Er blieb äußerlich jedoch ganz ruhig. Er durfte Helene nicht merken lassen, daß er diesem Tüchlein eine besondere Bedeutung beimaß. Sie war ein scheues, ängstliches Ding, und schon bei jenem zwanglosen Verhör durch Stolten hatte sie deutlich gezeigt, daß jeder Polizeibeamte für sie wie für viele Leute trotz des besten Gewissens ein Schrecknis war. – Er glaubte bereits ziemlich bestimmt, daß sie über die Herkunft dieses Tüchleins irgend etwas wüßte, war aber auch ebenso überzeugt, daß sie aus irgend welchen Gründen ihn belügen würde, wenn er sie gerade heraus danach fragte. – »Das Tuch lag im Musikzimmer auf der Tastatur des Flügels unter dem Deckel,« meinte er gleichgültig. »Sie haben ganz recht, Helene, – es ist billigste Schundware. – Habt ihr vielleicht in letzter Zeit eine Reinemachefrau im Hause gehabt.

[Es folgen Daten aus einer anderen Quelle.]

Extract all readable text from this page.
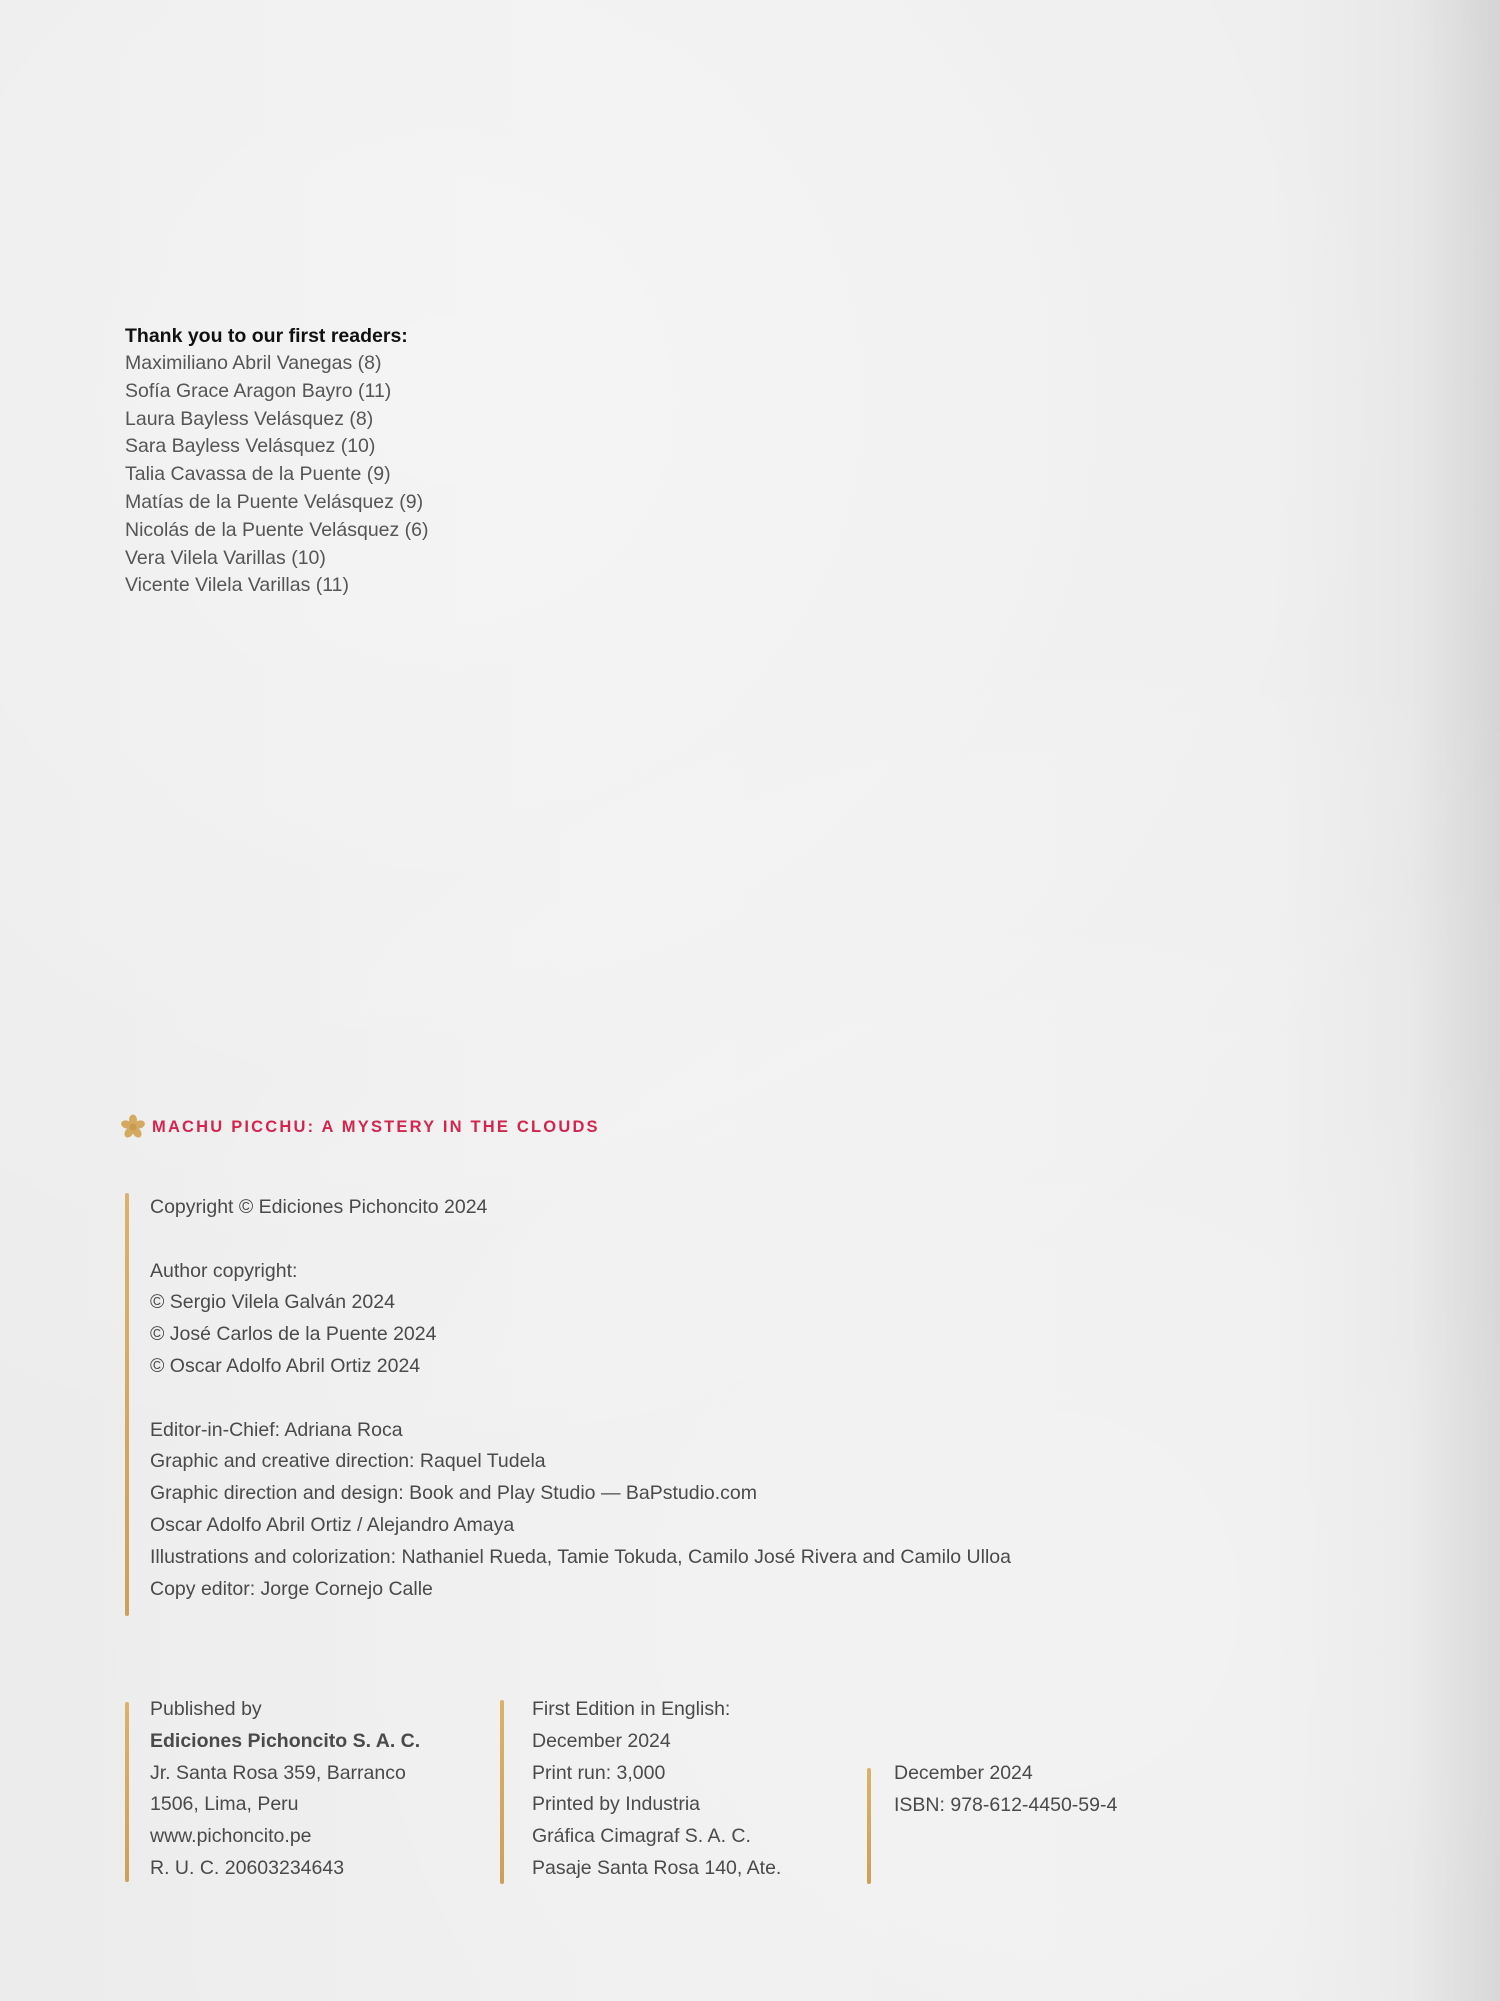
Thank you to our first readers:

Maximiliano Abril Vanegas (8)
Sofía Grace Aragon Bayro (11)
Laura Bayless Velásquez (8)
Sara Bayless Velásquez (10)
Talia Cavassa de la Puente (9)
Matías de la Puente Velásquez (9)
Nicolás de la Puente Velásquez (6)
Vera Vilela Varillas (10)
Vicente Vilela Varillas (11)
MACHU PICCHU: A MYSTERY IN THE CLOUDS

Copyright © Ediciones Pichoncito 2024

Author copyright:

© Sergio Vilela Galván 2024

© José Carlos de la Puente 2024

© Oscar Adolfo Abril Ortiz 2024

Editor-in-Chief: Adriana Roca

Graphic and creative direction: Raquel Tudela

Graphic direction and design: Book and Play Studio — BaPstudio.com

Oscar Adolfo Abril Ortiz / Alejandro Amaya

Illustrations and colorization: Nathaniel Rueda, Tamie Tokuda, Camilo José Rivera and Camilo Ulloa

Copy editor: Jorge Cornejo Calle

Published by

Ediciones Pichoncito S. A. C.

Jr. Santa Rosa 359, Barranco

1506, Lima, Peru

www.pichoncito.pe

R. U. C. 20603234643

First Edition in English:

December 2024

Print run: 3,000

Printed by Industria

Gráfica Cimagraf S. A. C.

Pasaje Santa Rosa 140, Ate.

December 2024

ISBN: 978-612-4450-59-4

Der mag es dann gehören.«
Bei der Erwähnung des Flügels hatte das Mädchen ihn so überrascht angesehen, wie dies nur jemand getan hätte, der genau Bescheid wußte, daß das Taschentuch gerade dort nicht vergessen sein konnte. – Harst war jedenfalls mit dem Erfolg dieses ersten Versuchs, Helene in die Enge zu treiben, ganz zufrieden. Als das Mädchen nun erklärte, Mildens nähmen nie Reinemachefrauen an, meinte er: »Wer mag es dann hier in der Wohnung nur zurückgelassen haben? Kennen Sie vielleicht die betreffende Person?« – Sehr hastig verneinte Helene diese Frage, so hastig und so scheu zur Seite blickend, daß Harst ihr jetzt am liebsten zugerufen hätte: »Sie lügen ja!« – Er hütete sich, es zu tun, sagte vielmehr: »Schließlich ist das ja auch gleichgültig.« Dann fragte er noch nach dem Ergehen von Helenes Bräutigam, der unlängst in seiner pommerschen Heimat als Zimmerpolier an einem rostigen Nagel sich eine Blutvergiftung zugezogen hatte. Dabei steckte er das Tuch ganz unauffällig zu sich.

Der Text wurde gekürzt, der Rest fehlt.